THE NEW YORK TIMES
By SIOBHAN BURKE
MAY 21, 2015
The premise for Travelogues, a series at Abrons Arts Center, is simple and wide open: The curator Laurie Uprichard, formerly the director of Danspace Project and the Dublin Dance Festival, presents work that she has seen and admired, whether it’s from down the block or across the ocean.
For the second installment, which opened on Wednesday (the first was in January), she selected two New York choreographers, Kimberly Bartosik and Dylan Crossman, both former members of the Merce Cunningham Dance Company. While both employ the clarity of Cunningham technique, their more direct connection is that Mr. Crossman, a disarming performer, is one of Ms. Bartosik’s dancers. That means we had the pleasure of seeing him twice: in his own solo, “Bound,” and in Ms. Bartosik’s “Ecsteriority4 (Part 2),” along with Melissa Toogood (another Cunningham alum) and Marc Mann.
Both pieces, each a premiere, used the small dimensions of the Experimental Theater at Abrons Arts Center, which in less capable hands can feel cramped, to intriguing effect. “Bound” was in progress when the audience arrived, with Mr. Crossman sitting on a stool and a bulky contraption protruding from the back of his jacket. Strings radiated out from this curious apparatus — part costume, part installation — tethering him to the walls.
At the center of this asymmetrical web (designed by Hubert Lafore), Mr. Crossman could get tangled up or ignore the restraints or matter-of-factly remove or reconfigure them. He did all of the above, never making too much of potentially obvious metaphors.

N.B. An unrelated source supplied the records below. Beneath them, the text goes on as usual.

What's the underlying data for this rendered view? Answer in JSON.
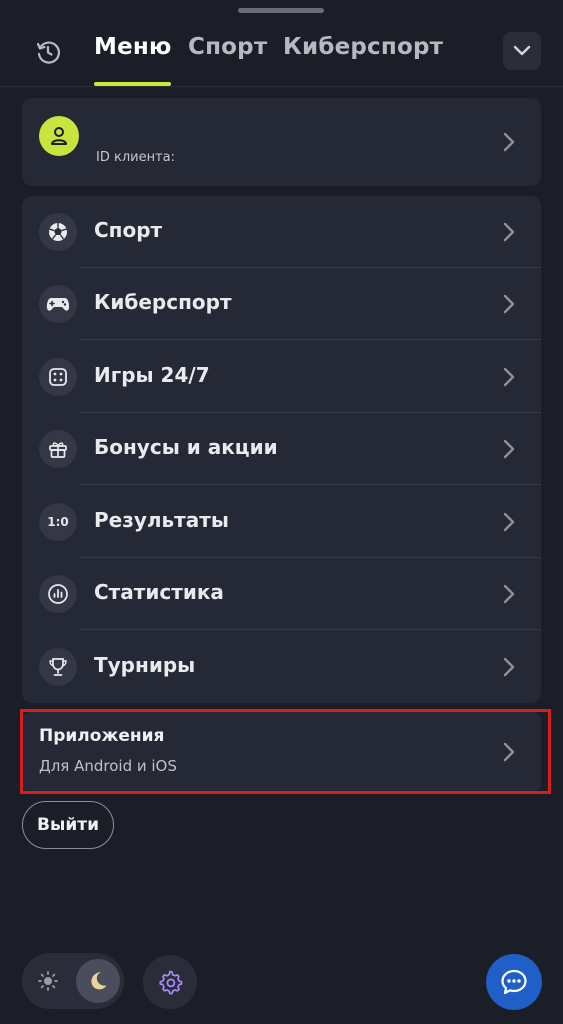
{
  "header": {
    "tabs": [
      {
        "label": "Меню"
      },
      {
        "label": "Спорт"
      },
      {
        "label": "Киберспорт"
      }
    ],
    "history_icon": "clock-icon",
    "collapse_icon": "chevron-down-icon",
    "accent_color": "#c7ec3b"
  },
  "profile": {
    "avatar_icon": "user-icon",
    "client_id_label": "ID клиента:"
  },
  "menu": {
    "items": [
      {
        "label": "Спорт",
        "icon": "soccer-ball-icon"
      },
      {
        "label": "Киберспорт",
        "icon": "gamepad-icon"
      },
      {
        "label": "Игры 24/7",
        "icon": "dice-icon"
      },
      {
        "label": "Бонусы и акции",
        "icon": "gift-icon"
      },
      {
        "label": "Результаты",
        "icon": "score-icon",
        "icon_text": "1:0"
      },
      {
        "label": "Статистика",
        "icon": "statistics-icon"
      },
      {
        "label": "Турниры",
        "icon": "trophy-icon"
      }
    ]
  },
  "apps": {
    "title": "Приложения",
    "subtitle": "Для Android и iOS",
    "highlight_color": "#d81d21"
  },
  "logout": {
    "label": "Выйти"
  },
  "bottom": {
    "theme_light_icon": "sun-icon",
    "theme_dark_icon": "moon-icon",
    "settings_icon": "gear-icon",
    "chat_icon": "chat-icon",
    "chat_color": "#1f5fc7"
  }
}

The strings could be traps — and they were, as he thrashed in the gap between two of them — or they could simply be lines in space, extending and intersecting the lines of the body.
“Bound” seemed like a loose collection of ideas left unresolved, perhaps intentionally. Ms. Bartosik offered the evening’s denser portion, dense in a wonderfully woozy, mysterious way. “Ecsteriority4 (Part 2)” (it will be joined by Part 1 in the 2016-17 season) starts with a blast of screeching sound and the three dancers hurtling themselves at the theater’s back wall: no building toward the act, just diving in.
That sense of struggle persists in full-throttle movement that fills the room, as the dancers enmesh and collide, often pinned down or stopped in their tracks. The initial noise uncompromisingly repeats, and is later replaced by a harsh-sounding wind. As in last year’s “You are my heat and glare,” Ms. Bartosik creates relationships that slip out from under themselves, transforming before you can name them. And why would you want to?